NFL head coach, who is recovering from cancer, goes on rant about vaccine misinformation
Ron Rivera has absolutely had enough.
The Washington Football Team’s head coach did not hold back when talking about how frustrated he was with the amount of distrust there is with COVID-19 vaccines.
“Gen Z is relying on (phones). And you got some, quite frankly, f––– a–––-, that are putting a bunch of misinformation out there, leading people to die,” Rivera, 59, told SI’s Albert Breer in a column published Monday. “That’s frustrating to me, that these people are allowed to have a platform.
“And then one specific news agency, every time they have someone on, ‘I’m not a doctor, but vaccines don’t work,’ Or ‘I’m not an epidemiologist, but vaccines are going to give you a third nipple and make you sterile,’” Rivera continued. “Come on. That, to me? That should not be allowed.”
Rivera – who was one of the first people to get vaccinated after being diagnosed with skin cancer last year, a condition which has left him immunocompromised – has been one of the biggest advocates among his team for players to get vaccinated. His conversation with Breer was about how he’s found his voice to become an advocate for certain topics, especially those like improving the state of health care in the U.S.
“To me, it’s the craziest thing that we’re the richest country in the world and we don’t have affordable health care for everybody,” Rivera said, “that we have a health-care system that’s broken, that I got denied proton therapy 1 / 8for my cancer3 / 8 initially. Thank goodness our owner and my doctors advocated for this treatment, specifically. But being told that just blew me away.”

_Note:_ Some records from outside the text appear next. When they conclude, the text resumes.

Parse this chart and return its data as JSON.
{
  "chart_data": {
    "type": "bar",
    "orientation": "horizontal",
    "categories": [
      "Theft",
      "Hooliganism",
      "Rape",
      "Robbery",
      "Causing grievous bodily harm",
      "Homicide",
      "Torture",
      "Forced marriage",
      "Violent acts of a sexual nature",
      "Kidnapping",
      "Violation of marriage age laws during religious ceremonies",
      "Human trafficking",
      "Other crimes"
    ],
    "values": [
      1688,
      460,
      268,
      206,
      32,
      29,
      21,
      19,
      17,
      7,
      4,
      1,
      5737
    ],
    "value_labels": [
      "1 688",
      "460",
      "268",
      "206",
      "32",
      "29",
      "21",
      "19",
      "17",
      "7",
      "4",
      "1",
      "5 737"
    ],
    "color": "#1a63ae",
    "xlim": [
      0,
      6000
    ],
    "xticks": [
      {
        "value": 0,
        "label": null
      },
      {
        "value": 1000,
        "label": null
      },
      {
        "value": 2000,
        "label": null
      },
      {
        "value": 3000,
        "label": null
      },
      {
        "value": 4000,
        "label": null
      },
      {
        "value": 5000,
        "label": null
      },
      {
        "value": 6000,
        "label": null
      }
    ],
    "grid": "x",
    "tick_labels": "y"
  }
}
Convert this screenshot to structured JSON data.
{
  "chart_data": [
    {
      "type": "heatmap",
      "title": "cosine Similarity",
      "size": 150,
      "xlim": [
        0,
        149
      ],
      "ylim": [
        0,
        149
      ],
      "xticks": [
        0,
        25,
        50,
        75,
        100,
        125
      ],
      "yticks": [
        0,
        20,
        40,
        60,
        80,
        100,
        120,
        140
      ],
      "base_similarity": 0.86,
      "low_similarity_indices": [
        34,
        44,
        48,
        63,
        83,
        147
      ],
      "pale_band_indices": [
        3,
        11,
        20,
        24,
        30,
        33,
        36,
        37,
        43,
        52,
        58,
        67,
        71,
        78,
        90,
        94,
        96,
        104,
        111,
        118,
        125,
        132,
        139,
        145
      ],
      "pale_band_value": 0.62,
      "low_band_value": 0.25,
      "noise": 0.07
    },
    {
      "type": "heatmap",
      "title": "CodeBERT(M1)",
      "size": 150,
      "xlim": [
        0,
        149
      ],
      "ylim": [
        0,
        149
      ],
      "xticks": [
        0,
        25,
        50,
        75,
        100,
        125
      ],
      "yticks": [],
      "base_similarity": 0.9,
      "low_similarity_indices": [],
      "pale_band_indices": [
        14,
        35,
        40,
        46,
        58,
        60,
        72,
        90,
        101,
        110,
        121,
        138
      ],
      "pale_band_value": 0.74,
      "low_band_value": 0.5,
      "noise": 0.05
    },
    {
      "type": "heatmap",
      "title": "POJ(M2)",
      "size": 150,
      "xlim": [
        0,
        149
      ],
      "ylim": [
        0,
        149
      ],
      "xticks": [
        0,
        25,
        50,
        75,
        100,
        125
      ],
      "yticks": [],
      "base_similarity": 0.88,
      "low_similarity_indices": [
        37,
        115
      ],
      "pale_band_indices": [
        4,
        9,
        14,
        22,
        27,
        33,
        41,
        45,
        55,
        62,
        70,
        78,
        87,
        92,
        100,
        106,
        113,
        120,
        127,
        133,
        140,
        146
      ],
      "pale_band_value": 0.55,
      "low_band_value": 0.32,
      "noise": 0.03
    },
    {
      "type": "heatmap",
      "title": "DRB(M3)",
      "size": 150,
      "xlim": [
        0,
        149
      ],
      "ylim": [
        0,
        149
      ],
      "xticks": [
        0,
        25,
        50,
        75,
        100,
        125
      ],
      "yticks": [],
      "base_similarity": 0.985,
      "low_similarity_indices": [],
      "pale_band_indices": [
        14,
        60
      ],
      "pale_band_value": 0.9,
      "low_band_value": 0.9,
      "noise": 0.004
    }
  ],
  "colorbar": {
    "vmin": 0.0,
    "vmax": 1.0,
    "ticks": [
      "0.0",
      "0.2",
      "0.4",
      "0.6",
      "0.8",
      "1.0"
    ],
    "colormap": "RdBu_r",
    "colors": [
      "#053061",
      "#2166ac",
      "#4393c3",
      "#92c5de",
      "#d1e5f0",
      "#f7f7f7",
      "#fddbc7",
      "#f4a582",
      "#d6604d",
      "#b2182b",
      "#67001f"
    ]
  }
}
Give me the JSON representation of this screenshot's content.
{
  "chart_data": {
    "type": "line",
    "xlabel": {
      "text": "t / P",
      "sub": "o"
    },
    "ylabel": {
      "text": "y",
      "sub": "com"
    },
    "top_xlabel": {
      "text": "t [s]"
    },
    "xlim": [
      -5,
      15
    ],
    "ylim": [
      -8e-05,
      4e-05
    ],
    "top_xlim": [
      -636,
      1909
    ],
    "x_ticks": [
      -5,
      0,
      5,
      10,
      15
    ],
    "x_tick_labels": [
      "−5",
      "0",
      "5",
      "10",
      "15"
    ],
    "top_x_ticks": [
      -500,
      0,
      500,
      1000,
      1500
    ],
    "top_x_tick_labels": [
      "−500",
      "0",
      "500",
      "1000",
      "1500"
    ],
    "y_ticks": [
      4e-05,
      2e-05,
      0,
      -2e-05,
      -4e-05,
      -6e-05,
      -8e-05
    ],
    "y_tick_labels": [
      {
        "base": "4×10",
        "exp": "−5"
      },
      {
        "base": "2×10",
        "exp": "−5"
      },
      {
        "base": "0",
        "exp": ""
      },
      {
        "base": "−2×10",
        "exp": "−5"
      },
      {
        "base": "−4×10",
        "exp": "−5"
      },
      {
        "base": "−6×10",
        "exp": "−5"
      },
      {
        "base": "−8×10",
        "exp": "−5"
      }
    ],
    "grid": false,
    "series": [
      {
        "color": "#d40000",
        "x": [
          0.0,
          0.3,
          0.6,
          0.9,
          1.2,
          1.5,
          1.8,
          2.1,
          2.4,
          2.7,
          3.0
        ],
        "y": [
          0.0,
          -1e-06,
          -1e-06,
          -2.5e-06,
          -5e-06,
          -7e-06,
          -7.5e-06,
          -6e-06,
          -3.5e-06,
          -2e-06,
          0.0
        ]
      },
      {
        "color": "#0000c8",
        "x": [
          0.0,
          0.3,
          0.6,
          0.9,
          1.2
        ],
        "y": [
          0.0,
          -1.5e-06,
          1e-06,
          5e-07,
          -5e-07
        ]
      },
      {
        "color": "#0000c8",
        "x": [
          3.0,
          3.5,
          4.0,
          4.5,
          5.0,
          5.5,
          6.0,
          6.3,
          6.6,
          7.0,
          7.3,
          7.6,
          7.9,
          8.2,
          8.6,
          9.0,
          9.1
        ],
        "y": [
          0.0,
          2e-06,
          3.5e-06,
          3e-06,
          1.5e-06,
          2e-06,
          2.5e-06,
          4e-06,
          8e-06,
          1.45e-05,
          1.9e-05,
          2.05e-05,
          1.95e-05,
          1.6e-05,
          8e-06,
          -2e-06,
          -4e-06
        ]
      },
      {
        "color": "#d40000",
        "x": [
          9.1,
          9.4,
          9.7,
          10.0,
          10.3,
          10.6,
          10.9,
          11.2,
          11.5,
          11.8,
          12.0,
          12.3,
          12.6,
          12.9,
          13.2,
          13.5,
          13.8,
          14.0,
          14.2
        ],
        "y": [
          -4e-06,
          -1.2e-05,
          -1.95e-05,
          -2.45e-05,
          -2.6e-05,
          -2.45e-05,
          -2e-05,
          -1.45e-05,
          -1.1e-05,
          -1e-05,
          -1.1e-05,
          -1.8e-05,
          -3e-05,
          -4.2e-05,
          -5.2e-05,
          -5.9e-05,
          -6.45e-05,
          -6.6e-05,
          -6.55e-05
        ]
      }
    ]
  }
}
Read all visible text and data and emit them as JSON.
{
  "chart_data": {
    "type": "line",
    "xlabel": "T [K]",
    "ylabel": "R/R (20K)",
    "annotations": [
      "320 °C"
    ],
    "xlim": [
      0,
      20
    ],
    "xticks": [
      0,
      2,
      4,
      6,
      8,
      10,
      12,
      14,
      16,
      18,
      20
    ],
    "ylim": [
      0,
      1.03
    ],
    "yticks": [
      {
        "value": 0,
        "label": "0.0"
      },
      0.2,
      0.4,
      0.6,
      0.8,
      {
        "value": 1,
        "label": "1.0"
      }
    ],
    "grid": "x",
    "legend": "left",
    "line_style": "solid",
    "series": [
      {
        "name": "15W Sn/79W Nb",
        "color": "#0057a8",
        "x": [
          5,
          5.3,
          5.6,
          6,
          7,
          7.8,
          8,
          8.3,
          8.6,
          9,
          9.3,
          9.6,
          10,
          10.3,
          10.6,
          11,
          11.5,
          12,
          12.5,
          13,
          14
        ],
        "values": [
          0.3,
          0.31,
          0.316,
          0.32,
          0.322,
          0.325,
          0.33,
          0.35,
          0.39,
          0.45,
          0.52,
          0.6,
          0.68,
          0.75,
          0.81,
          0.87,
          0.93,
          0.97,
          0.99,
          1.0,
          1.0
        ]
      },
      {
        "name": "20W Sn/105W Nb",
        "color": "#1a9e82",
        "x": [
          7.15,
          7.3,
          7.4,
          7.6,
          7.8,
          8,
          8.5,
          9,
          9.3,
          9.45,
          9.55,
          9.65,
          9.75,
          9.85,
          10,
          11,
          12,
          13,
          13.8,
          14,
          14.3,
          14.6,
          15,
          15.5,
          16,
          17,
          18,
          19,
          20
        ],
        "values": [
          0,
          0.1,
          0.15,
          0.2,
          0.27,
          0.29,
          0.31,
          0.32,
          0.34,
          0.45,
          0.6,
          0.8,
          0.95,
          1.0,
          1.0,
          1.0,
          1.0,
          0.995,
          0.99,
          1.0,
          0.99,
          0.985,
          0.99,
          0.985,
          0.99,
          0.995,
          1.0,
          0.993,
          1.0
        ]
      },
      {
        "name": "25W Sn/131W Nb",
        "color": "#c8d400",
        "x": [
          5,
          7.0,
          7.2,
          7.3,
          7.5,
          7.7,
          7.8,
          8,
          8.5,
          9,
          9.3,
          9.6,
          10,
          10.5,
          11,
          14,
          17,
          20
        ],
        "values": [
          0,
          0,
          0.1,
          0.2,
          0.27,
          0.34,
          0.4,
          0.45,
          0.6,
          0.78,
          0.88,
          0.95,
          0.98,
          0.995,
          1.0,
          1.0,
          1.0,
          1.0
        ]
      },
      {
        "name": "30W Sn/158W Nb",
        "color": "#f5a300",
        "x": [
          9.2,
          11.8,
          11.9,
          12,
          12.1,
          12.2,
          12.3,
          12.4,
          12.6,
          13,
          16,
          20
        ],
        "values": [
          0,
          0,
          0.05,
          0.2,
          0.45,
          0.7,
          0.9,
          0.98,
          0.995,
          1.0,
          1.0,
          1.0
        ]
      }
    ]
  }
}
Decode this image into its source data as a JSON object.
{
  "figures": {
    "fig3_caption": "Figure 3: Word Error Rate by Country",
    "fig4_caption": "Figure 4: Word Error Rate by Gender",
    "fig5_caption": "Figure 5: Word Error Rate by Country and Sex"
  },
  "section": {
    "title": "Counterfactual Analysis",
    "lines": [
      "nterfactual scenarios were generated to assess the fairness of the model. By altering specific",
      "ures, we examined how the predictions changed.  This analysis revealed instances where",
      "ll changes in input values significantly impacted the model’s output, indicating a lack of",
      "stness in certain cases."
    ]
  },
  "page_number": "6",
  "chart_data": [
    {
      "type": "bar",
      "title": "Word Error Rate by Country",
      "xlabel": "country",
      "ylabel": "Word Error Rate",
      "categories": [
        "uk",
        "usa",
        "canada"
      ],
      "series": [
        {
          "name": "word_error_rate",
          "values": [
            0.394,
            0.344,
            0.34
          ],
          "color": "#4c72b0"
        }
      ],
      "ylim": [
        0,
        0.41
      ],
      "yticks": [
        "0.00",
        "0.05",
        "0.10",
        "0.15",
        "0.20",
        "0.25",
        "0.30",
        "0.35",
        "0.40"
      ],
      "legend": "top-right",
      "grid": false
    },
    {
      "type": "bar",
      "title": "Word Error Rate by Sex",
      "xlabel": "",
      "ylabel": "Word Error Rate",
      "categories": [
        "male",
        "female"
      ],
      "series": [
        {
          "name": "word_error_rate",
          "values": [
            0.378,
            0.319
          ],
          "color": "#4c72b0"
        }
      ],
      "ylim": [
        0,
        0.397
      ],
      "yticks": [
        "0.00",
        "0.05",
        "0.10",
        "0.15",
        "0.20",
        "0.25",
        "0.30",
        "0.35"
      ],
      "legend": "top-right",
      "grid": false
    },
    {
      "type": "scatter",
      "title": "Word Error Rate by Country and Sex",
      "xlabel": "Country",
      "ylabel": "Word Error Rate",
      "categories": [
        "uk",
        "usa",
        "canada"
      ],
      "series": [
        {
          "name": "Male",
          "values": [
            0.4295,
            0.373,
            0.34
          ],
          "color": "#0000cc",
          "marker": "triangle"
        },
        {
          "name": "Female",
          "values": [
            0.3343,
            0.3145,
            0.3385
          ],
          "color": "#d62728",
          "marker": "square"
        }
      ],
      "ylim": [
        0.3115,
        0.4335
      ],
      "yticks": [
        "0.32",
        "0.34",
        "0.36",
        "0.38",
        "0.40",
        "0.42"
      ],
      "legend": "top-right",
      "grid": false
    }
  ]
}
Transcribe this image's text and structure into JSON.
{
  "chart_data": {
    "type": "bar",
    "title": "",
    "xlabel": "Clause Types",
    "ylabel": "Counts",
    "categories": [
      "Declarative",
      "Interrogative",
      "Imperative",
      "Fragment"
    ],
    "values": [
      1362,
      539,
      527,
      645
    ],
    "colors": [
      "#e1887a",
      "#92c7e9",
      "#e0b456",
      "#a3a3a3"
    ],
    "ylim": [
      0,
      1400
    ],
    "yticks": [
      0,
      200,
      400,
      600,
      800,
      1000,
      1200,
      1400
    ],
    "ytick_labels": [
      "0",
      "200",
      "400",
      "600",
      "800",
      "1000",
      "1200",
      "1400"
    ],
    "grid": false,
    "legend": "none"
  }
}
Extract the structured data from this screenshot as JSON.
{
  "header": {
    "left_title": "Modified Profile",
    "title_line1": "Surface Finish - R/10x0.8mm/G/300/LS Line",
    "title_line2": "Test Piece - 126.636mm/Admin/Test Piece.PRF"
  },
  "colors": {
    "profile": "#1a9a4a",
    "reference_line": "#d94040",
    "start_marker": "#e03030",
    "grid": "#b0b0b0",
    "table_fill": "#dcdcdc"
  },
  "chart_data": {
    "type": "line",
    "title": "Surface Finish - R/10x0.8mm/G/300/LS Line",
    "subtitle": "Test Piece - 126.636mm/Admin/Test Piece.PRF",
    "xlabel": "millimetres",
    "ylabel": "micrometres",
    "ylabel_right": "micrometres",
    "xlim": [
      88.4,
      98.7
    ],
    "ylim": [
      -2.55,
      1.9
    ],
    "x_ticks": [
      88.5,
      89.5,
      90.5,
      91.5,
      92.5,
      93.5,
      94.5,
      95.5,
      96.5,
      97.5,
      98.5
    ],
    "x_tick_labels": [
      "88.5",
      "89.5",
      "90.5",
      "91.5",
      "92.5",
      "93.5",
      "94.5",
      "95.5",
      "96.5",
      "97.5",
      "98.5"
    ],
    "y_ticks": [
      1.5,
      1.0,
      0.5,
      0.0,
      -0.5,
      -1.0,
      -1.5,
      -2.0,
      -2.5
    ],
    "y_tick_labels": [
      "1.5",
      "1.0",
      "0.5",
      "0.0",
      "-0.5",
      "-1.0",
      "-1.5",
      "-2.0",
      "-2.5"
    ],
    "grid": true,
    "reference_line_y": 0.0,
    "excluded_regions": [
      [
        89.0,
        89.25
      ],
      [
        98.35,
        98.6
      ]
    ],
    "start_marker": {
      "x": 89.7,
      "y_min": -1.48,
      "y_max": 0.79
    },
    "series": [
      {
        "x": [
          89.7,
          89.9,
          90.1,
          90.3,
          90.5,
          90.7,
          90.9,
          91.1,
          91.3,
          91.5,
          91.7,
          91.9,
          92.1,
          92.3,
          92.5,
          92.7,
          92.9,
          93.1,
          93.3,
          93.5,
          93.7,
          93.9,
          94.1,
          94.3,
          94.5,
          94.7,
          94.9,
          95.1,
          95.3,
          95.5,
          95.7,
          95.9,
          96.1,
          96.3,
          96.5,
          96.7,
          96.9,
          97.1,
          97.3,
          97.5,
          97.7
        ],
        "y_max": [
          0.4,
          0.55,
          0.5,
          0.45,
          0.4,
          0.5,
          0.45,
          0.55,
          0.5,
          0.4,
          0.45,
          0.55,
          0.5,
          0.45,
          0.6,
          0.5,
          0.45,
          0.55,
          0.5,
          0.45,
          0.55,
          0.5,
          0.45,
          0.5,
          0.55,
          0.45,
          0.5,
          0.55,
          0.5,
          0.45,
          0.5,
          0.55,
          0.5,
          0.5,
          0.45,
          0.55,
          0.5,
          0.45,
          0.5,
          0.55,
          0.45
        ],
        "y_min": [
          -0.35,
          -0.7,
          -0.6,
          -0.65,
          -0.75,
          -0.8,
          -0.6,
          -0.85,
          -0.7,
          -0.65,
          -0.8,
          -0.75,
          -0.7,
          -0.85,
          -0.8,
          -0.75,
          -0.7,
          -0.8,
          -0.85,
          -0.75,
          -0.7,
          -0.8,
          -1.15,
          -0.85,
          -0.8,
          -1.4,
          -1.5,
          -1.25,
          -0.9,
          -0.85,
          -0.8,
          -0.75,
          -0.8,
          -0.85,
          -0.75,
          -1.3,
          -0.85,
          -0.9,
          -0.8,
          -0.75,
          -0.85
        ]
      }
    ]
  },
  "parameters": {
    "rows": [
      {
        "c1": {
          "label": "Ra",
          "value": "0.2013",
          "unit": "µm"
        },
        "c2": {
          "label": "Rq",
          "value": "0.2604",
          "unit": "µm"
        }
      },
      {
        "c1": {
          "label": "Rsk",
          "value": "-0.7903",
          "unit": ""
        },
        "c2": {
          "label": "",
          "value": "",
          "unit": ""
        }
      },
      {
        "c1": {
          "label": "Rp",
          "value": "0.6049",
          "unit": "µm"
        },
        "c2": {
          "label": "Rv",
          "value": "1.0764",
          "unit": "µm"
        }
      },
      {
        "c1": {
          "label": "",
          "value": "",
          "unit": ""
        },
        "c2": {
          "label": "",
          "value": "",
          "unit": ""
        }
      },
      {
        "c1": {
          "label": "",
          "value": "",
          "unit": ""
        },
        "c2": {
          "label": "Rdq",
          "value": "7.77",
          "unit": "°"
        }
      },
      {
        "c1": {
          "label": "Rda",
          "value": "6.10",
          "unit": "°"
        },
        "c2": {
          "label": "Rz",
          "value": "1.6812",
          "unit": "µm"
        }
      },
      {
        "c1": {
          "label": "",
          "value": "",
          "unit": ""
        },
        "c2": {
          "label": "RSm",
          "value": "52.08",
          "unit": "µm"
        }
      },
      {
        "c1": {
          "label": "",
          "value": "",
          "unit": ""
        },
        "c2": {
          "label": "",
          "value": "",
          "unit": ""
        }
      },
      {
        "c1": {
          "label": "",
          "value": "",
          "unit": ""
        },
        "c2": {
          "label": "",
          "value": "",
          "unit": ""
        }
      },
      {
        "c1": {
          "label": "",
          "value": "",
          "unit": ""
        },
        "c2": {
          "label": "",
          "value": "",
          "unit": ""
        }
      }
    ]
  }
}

Before blasting that “one specific news agency,” Rivera told SI of one of his players boasting to him about getting his second vaccine shot at the start of camp this year. From the conversation with that player, Rivera learned that not only did the player not know there were more transmissible variants of the virus emerging, but that the player and others of his age group were only getting their information from what they see on their phones.
But the ever evolving state of vaccinations in the country, and the increase in COVID-19 cases worldwide, spreading more among the unvaccinated, has kept Rivera on edge.
“I have to be careful, I have to wear (a mask),” Rivera said. “We’ve had a couple of situations with players already testing positive for COVID, and that scares the hell out of me, because I interact with these guys.
“There’s enough positive science out there. … So I don’t know why,” Rivera said. “And then they talk about all this distrust, well, if half the world wants (a vaccine) and can’t get it, what’s the problem with us? It frustrates me.”
Rivera’s team had a reported six players on the reserve/COVID-19 list on July 31, the second-most around the league at the time – the Arizona Cardinals had nine. The Washington Football Team was one of the slowest to improve vaccination rates.
Days before camps were set to open in July, NFL Commissioner Roger Goodell released a memo to players and teams with an ultimatum that if games get canceled because of an outbreak among unvaccinated players or staff, the team with the outbreak will be forced to forfeit and won’t get paid for the game.
The U.S. has more than 36.2 million COVID-19 positive cases reported as of Aug. 11, per the Centers for Disease Control and Prevention, with more than 114K new cases reported. Only about 50% of the country’s total population has been fully vaccinated.